Detroit’s Supernatural Sights
by Christy Arbascolle
Many people say they’ve seen spirits in haunted places around the Motor City.
For seven years, Floyd Binns didn’t tell anybody about the things he saw go on at night while working at the 80-year-old Scarab Club in Detroit.
Binns, a maintenance worker for two decades at the arts, music and literature venue, said he saw an art class, a couple dancing and strangers in the basement—all of them ghosts, he says.
The 60-year-old only revealed his sightings after coworkers spoke of their own ghost encounters. “I didn’t want people to think something was wrong with me,” he said.
Image: Floyd Binns stands near the Scarab Club’s laundry room, where he says he has seen ghosts
As thousands of metro Detroiters visit haunted houses with costumed creatures and cardboard coffins from now until Halloween, Binns and other believers say real ghosts are revealing themselves year-round in random, nearby places.
From a prominent Detroit restaurant to small-town family businesses in northern Macomb County, ordinary people say they have encountered extraordinary things that are difficult to explain.
“We try to reassure them there’s nothing to fear,” said Robin Lemkie, founder of Ghost Hunters of Southern Michigan, who advises spooked clients to light a white candle for protection from God.
Lemkie’s group of so-called “sensitives” doesn’t charge clients to contact ghosts. They also carry cameras and tape recorders to capture sounds and sights they may not pick up in person.
Binns said most of his encounters with ghosts at the Scarab Club have been friendly, like the time he felt a finger tapping his shoulder as he searched for keys in the 80-year-old building’s basement.
“My keys were in the door. They tapped me on the shoulder to let me know,” he said.
The only sighting that truly frightened him, he said, was an incident late one night when he went to retrieve tablecloths from the washer and dryer area in the boiler room.
“There was a man in there pointing at the wall, and the washer and dryer wasn’t in there at all. And there were two or three people standing in there,” he said.
Binns said he ran upstairs, leaving the light on.
Lemkie said some people who contend they live or work in places haunted by ghosts are not afraid to coexist with them.
“It doesn’t bother us,” said Kathy Osebold, 48, who owns Main Street Café and an apartment in a century-old building in Richmond in Macomb County that she says is haunted by the original landowner, Earl.
“He doesn’t stay around all the time,” Osebold said. “While you’re sleeping, he likes to sit at the end of the bed. There’s an indentation.”

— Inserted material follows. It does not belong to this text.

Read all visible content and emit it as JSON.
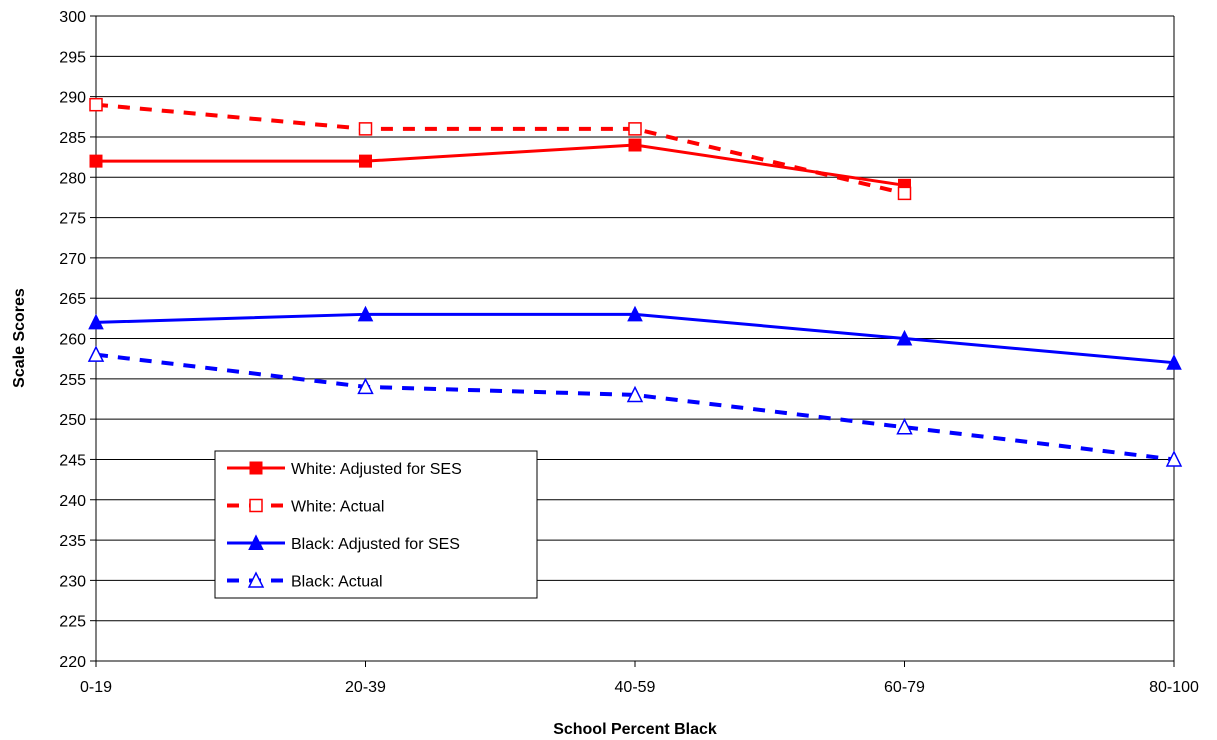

Mason Winfield, an East Aurora, N.Y.-based author and supernatural historian, said Binns’ and Osebold’s accounts are plausible because there have been well-documented ghost sightings.
“It’s just been going on too long to believe there’s nothing to it,” Winfield said .
Osebold said she and her husband, Bernie, were unfazed when the seller said the Richmond building they bought 11 years ago to live and work in was haunted.
Earl, whom psychics told the family was the German man who once owned the property, makes himself known by knocking items off shelves. Kathy Osebold says she even saw Earl once:
“It looks like a flash of a person. I actually did see color. It looked to be like blue overalls and maybe like a reddish-plaid shirt. He ran through the wall.”
Lumber baron David Whitney Jr. and wife Mary Jane didn’t die in their extravagant late 19th-Century mansion in Detroit that was converted to the Whitney restaurant, but their ghosts are still around, Lemkie said.
“I saw her go different times from her bedroom to her sitting room,” she said of Mary Jane Whitney.
Less-welcoming ghosts were found at the Pickle Barrel Inn in Willis and a Saline farmhouse.
Lemkie said the ghosts “can’t hurt us,” but added, “it’s a little frightening because it’s the unknown.”